Using tubes with diameters of 0.25 and 0.5 m, their experiments will assess Anaconda’s behaviour in regular, irregular and extreme waves. Parameters measured will include internal pressures, changes in tube shape and the forces to which mooring cables would be subjected.

As well as providing insights into the device’s hydrodynamic behaviour, the data will form the basis of a mathematical model that can estimate exactly how much power a full-scale Anaconda would produce.

The maths the team has to undertake are unusual and particularly demanding because Anaconda’s response to pressures induced by surface waves is much more complex than that of a ship or an offshore structure.

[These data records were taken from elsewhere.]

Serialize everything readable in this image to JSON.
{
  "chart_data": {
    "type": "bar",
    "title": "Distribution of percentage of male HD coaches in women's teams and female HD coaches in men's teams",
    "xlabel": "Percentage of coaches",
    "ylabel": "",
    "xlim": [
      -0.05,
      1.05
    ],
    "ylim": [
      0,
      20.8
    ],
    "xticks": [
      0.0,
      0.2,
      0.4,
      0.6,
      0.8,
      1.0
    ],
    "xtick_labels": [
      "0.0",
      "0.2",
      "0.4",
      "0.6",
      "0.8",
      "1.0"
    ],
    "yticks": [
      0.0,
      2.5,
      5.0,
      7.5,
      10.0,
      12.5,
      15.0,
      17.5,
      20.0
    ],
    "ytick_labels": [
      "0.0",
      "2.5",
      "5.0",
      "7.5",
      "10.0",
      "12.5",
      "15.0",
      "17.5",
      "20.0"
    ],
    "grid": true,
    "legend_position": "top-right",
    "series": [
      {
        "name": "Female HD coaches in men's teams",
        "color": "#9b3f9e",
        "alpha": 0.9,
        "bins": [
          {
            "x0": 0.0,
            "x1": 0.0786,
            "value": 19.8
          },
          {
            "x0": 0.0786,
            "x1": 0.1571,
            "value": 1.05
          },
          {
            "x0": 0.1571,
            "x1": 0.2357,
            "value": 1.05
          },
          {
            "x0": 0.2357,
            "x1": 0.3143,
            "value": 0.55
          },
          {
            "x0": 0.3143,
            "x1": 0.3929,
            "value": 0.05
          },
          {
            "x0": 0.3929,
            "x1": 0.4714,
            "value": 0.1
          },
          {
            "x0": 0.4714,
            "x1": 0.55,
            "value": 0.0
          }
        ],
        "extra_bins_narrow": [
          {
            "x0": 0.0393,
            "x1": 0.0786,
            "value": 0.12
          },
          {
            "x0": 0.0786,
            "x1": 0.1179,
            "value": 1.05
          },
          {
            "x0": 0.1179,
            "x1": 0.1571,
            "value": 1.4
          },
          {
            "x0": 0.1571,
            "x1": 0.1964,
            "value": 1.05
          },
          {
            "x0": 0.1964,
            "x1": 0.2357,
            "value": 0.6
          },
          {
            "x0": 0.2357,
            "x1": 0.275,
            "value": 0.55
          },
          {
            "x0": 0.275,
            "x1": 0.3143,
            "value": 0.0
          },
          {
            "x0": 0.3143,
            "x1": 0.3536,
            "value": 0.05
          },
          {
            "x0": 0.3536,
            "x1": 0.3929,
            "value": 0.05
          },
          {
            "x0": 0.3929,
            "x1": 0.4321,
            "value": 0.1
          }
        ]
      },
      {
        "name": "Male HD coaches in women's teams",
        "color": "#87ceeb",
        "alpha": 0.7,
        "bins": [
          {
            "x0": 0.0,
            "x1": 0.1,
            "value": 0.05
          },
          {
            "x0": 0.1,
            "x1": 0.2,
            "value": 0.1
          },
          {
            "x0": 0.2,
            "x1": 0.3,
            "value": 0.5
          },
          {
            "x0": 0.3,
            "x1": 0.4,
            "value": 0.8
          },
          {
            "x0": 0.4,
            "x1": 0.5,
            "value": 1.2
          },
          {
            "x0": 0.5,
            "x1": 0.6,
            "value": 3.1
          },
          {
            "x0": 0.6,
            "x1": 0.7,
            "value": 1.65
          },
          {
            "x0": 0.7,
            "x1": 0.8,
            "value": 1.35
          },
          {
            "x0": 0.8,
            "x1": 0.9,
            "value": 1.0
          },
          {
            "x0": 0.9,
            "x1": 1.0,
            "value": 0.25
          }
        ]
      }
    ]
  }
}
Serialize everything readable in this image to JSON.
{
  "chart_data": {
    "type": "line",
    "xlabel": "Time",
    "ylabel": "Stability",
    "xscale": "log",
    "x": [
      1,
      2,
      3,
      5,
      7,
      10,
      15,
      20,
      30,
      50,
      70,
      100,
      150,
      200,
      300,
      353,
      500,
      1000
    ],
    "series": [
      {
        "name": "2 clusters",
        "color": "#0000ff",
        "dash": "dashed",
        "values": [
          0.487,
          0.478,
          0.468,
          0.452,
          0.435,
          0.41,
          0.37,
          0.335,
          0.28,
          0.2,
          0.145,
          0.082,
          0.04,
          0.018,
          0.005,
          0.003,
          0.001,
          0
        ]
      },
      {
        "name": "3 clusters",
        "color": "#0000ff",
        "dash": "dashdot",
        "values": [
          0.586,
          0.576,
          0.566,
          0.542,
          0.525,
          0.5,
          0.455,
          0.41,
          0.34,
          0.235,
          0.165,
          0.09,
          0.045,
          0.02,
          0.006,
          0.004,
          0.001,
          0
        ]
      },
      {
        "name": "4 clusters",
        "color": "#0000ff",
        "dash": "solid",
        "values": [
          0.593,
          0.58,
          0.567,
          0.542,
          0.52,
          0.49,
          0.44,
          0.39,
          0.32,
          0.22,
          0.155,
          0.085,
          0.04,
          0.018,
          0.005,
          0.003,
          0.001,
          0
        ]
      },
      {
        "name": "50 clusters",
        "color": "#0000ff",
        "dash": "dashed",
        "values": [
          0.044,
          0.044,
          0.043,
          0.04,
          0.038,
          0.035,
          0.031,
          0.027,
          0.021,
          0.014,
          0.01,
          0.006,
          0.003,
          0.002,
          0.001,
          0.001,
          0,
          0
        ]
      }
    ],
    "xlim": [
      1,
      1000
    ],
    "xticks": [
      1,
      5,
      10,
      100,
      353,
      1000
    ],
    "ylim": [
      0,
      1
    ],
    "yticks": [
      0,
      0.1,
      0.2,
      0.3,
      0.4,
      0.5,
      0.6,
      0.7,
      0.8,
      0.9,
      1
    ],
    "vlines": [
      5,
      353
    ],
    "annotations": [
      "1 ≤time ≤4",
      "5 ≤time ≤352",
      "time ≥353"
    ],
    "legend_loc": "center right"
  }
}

It has many more degrees of freedom, and motions of each kind — vertical and horizontal bending, bulging, stretching, ovalling, twisting — all interact because of the compliant nature of the rubber.

When built as envisaged, each full-scale sea-snake would be 200 m long, 7 m in diameter and deployed in water depths of between 40 and 100 m. Initial assessments indicate that Anaconda would be rated at a power output of one megawatt (roughly the electricity consumption of 2000 houses) and might be able to generate power at a cost of six pence per kW/hr or less.

Although about twice as much as the cost of electricity generated from traditional coal-fired power stations, this compares very favourably with generation costs for other leading wave-energy concepts.

“The Anaconda could make a valuable contribution to environmental protection by encouraging the use of wave power,” said Southampton’s Professor John Chaplin, who is leading the project. “A one-third scale model could be completed in 2009 for sea testing and we could see the first full-size device deployed off the UK coast in around five years’ time.”

One of the new ideas recently identified by the Carbon Trust’s Marine Energy Accelerator initiative as having potential to deliver breakthrough reductions in the cost of energy, the Anaconda is the brainchild of Francis Farley, an experimental physicist, and Rod Rainey of Atkins Oil & Gas.

Manufacturing rights for the device belong to Checkmate SeaEnergy, part of the Checkmate Group.